There are a few main areas that I advise people to examine first, when making an effort to make the switch to more inclusive language. Obviously this will be specific to your business or practice type, but this should be a good jumping off point:
- Main page
- About me/us page
- Blog posts
- Scheduling system
- Initial Contact or Customer Information Form
- Intake Forms
- Clinical Documentation
- Presentations and lectures
- Handouts and Guides
- Resource Lists
- Marketing Materials
- Welcome packet
- Outreach items such as banners, signs, etc.
- Staff and Subcontractors
- Business Partners
- Referral Partners
As an aside, I had to add "People" to the mix because this is a big one. You can make every effort to be inclusive, but if someone who works for you or with you isn't as inclusive, your efforts will be a moot point. I highly recommend that if you have staff or a team of subcontractors, that you have them take a cultural competency course of some kind (we offer them online. Which is why you should join our Professional Network News so you know when they are coming up!. You business is only as strong as the people who are working for it.
I recommend going through each and every step of your client on-boarding process, pretending you are a client yourself. What would a potential LGBT client see when they come to your site or pick up a brochure? What would they see if they tried to book an appointment online? What questions would they be asked if they called to scheduled a new appointment with a staff member? What forms would they fill out when they arrived? What would they fill out on their client portal or history form? What materials would they receive upon arriving to your office or receiving a welcome packet? What would they be asked by other staff in your office during their appointment? What language will you, yourself, use during an appointment, birth, or shift?

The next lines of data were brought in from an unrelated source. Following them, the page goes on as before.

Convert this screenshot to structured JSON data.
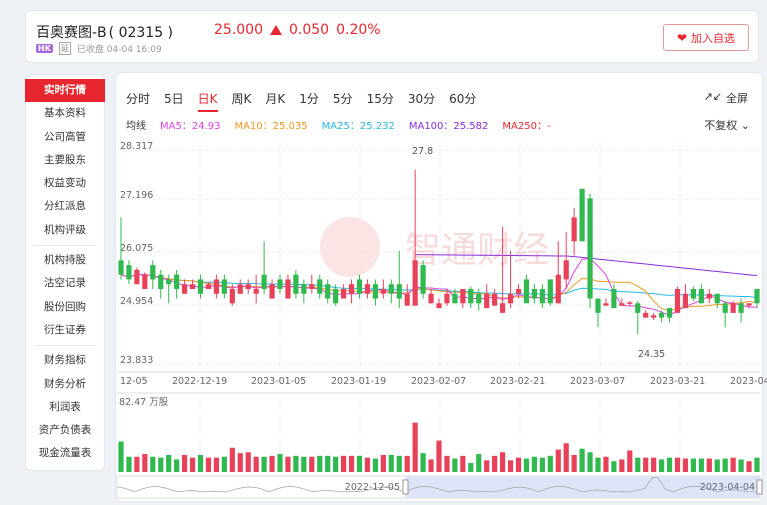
{
  "header": {
    "name": "百奥赛图-B",
    "code": "( 02315 )",
    "price": "25.000",
    "change": "0.050",
    "change_pct": "0.20%",
    "market": "HK",
    "delay": "延",
    "status": "已收盘 04-04 16:09",
    "fav_label": "加入自选"
  },
  "sidebar": {
    "groups": [
      [
        "实时行情",
        "基本资料",
        "公司高管",
        "主要股东",
        "权益变动",
        "分红派息",
        "机构评级"
      ],
      [
        "机构持股",
        "沽空记录",
        "股份回购",
        "衍生证券"
      ],
      [
        "财务指标",
        "财务分析",
        "利润表",
        "资产负债表",
        "现金流量表"
      ]
    ]
  },
  "tabs": [
    "分时",
    "5日",
    "日K",
    "周K",
    "月K",
    "1分",
    "5分",
    "15分",
    "30分",
    "60分"
  ],
  "fullscreen": "全屏",
  "ma_legend": {
    "label": "均线",
    "ma5": "MA5：24.93",
    "ma10": "MA10：25.035",
    "ma25": "MA25：25.232",
    "ma100": "MA100：25.582",
    "ma250": "MA250：-"
  },
  "adjust": "不复权",
  "watermark": "智通财经",
  "colors": {
    "up": "#e8415a",
    "down": "#2fb94f",
    "ma5": "#e040e0",
    "ma10": "#f0981e",
    "ma25": "#27b8e6",
    "ma100": "#8a2be2",
    "ma250": "#e8262f"
  },
  "chart_data": {
    "type": "candlestick",
    "y_ticks": [
      "28.317",
      "27.196",
      "26.075",
      "24.954",
      "23.833"
    ],
    "ylim": [
      23.833,
      28.317
    ],
    "x_ticks": [
      "12-05",
      "2022-12-19",
      "2023-01-05",
      "2023-01-19",
      "2023-02-07",
      "2023-02-21",
      "2023-03-07",
      "2023-03-21",
      "2023-04-04"
    ],
    "annotations": {
      "high": "27.8",
      "low": "24.35"
    },
    "ohlc": [
      [
        25.9,
        25.6,
        25.5,
        26.8
      ],
      [
        25.8,
        25.5,
        25.4,
        25.9
      ],
      [
        25.4,
        25.7,
        25.4,
        25.75
      ],
      [
        25.3,
        25.6,
        25.3,
        25.65
      ],
      [
        25.8,
        25.5,
        25.3,
        25.9
      ],
      [
        25.6,
        25.3,
        25.1,
        25.7
      ],
      [
        25.5,
        25.4,
        25.0,
        25.6
      ],
      [
        25.6,
        25.3,
        25.1,
        25.7
      ],
      [
        25.2,
        25.4,
        25.2,
        25.5
      ],
      [
        25.3,
        25.4,
        25.3,
        25.5
      ],
      [
        25.5,
        25.2,
        25.1,
        25.6
      ],
      [
        25.3,
        25.4,
        25.3,
        25.45
      ],
      [
        25.2,
        25.5,
        25.1,
        25.6
      ],
      [
        25.5,
        25.2,
        25.1,
        25.6
      ],
      [
        25.0,
        25.3,
        24.95,
        25.4
      ],
      [
        25.2,
        25.4,
        25.2,
        25.5
      ],
      [
        25.3,
        25.4,
        25.2,
        25.5
      ],
      [
        25.2,
        25.3,
        25.0,
        25.6
      ],
      [
        25.6,
        25.3,
        25.2,
        26.3
      ],
      [
        25.1,
        25.4,
        25.1,
        25.5
      ],
      [
        25.5,
        25.3,
        25.2,
        25.6
      ],
      [
        25.1,
        25.5,
        25.1,
        25.6
      ],
      [
        25.6,
        25.2,
        25.1,
        25.7
      ],
      [
        25.4,
        25.2,
        25.0,
        25.5
      ],
      [
        25.3,
        25.4,
        25.2,
        25.6
      ],
      [
        25.5,
        25.2,
        25.1,
        25.6
      ],
      [
        25.4,
        25.1,
        25.0,
        25.5
      ],
      [
        25.3,
        25.0,
        24.95,
        25.4
      ],
      [
        25.1,
        25.3,
        25.1,
        25.4
      ],
      [
        25.2,
        25.4,
        25.0,
        25.5
      ],
      [
        25.5,
        25.2,
        25.1,
        25.6
      ],
      [
        25.2,
        25.4,
        25.1,
        25.5
      ],
      [
        25.4,
        25.1,
        24.95,
        25.5
      ],
      [
        25.2,
        25.3,
        25.1,
        25.5
      ],
      [
        25.4,
        25.2,
        25.0,
        25.5
      ],
      [
        25.4,
        25.1,
        24.9,
        26.1
      ],
      [
        24.95,
        25.2,
        24.95,
        25.4
      ],
      [
        24.95,
        25.9,
        24.95,
        27.8
      ],
      [
        25.8,
        25.2,
        25.1,
        25.9
      ],
      [
        25.0,
        25.2,
        25.0,
        25.3
      ],
      [
        24.9,
        25.0,
        24.9,
        25.1
      ],
      [
        25.0,
        25.2,
        24.95,
        25.3
      ],
      [
        25.2,
        25.0,
        25.0,
        25.3
      ],
      [
        25.0,
        25.3,
        24.9,
        25.3
      ],
      [
        25.3,
        25.0,
        24.9,
        25.35
      ],
      [
        25.2,
        25.0,
        24.85,
        25.3
      ],
      [
        24.9,
        25.2,
        24.9,
        25.4
      ],
      [
        24.95,
        25.2,
        24.95,
        25.3
      ],
      [
        24.8,
        25.0,
        24.8,
        26.6
      ],
      [
        25.0,
        25.2,
        24.9,
        26.1
      ],
      [
        25.2,
        25.3,
        25.1,
        25.4
      ],
      [
        25.5,
        25.0,
        25.0,
        25.6
      ],
      [
        25.3,
        25.1,
        25.0,
        25.4
      ],
      [
        25.3,
        25.0,
        24.9,
        25.4
      ],
      [
        25.5,
        25.0,
        24.95,
        25.5
      ],
      [
        25.0,
        25.6,
        25.0,
        26.3
      ],
      [
        25.5,
        25.9,
        25.3,
        26.5
      ],
      [
        26.3,
        26.8,
        26.0,
        27.0
      ],
      [
        27.4,
        26.3,
        26.3,
        27.4
      ],
      [
        27.2,
        25.1,
        24.9,
        27.3
      ],
      [
        25.1,
        24.8,
        24.5,
        25.1
      ],
      [
        24.95,
        25.0,
        24.95,
        25.1
      ],
      [
        25.3,
        24.9,
        24.9,
        25.4
      ],
      [
        24.95,
        25.0,
        24.95,
        25.1
      ],
      [
        25.0,
        25.02,
        24.95,
        25.05
      ],
      [
        25.0,
        24.8,
        24.35,
        25.05
      ],
      [
        24.7,
        24.8,
        24.7,
        24.85
      ],
      [
        24.7,
        24.75,
        24.65,
        24.8
      ],
      [
        24.8,
        24.7,
        24.6,
        24.85
      ],
      [
        24.9,
        24.7,
        24.6,
        24.9
      ],
      [
        24.8,
        25.3,
        24.8,
        25.35
      ],
      [
        24.9,
        25.2,
        24.9,
        25.4
      ],
      [
        25.3,
        25.1,
        25.05,
        25.35
      ],
      [
        25.3,
        25.0,
        25.0,
        25.4
      ],
      [
        25.1,
        25.2,
        25.0,
        25.3
      ],
      [
        25.2,
        25.0,
        24.9,
        25.2
      ],
      [
        25.0,
        24.8,
        24.5,
        25.05
      ],
      [
        24.8,
        25.0,
        24.8,
        25.05
      ],
      [
        25.0,
        24.8,
        24.6,
        25.1
      ],
      [
        24.95,
        25.0,
        24.9,
        25.0
      ],
      [
        25.3,
        25.0,
        24.9,
        25.3
      ]
    ],
    "ma100": {
      "start_index": 37,
      "start": 26.02,
      "end": 25.58
    },
    "volume": {
      "label": "82.47 万股",
      "max": 82.47,
      "values": [
        34,
        17,
        17,
        20,
        17,
        16,
        19,
        14,
        19,
        16,
        19,
        16,
        16,
        17,
        27,
        21,
        22,
        17,
        17,
        18,
        20,
        17,
        18,
        17,
        17,
        18,
        18,
        17,
        18,
        18,
        18,
        16,
        15,
        19,
        19,
        18,
        18,
        55,
        21,
        14,
        35,
        18,
        15,
        18,
        10,
        20,
        13,
        18,
        22,
        13,
        16,
        15,
        17,
        16,
        18,
        25,
        32,
        19,
        26,
        22,
        16,
        17,
        12,
        14,
        24,
        16,
        16,
        16,
        14,
        16,
        16,
        15,
        15,
        15,
        15,
        14,
        15,
        16,
        14,
        12,
        16
      ]
    },
    "navigator": {
      "start": "2022-12-05",
      "end": "2023-04-04"
    }
  }
}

If you examine each small step that the potential client will take to become an actual client, it can help to make sure that it's a welcoming experience from start to finish.
Have an LGBT friend or family member who you're close to? Would they be willing to be a "secret shopper" and test this process out for you and provide feedback? Even better!
One of the additional advantages of considering inclusivity in attracting more LGBT clients is that you are also being more inclusive of all sorts of families- single parents, co-parents, adoptive parents, foster parents, and non-traditional families. I've also found that potential clients, who may fall more in the "traditional family type" also notice and appreciate the effort to be inclusive.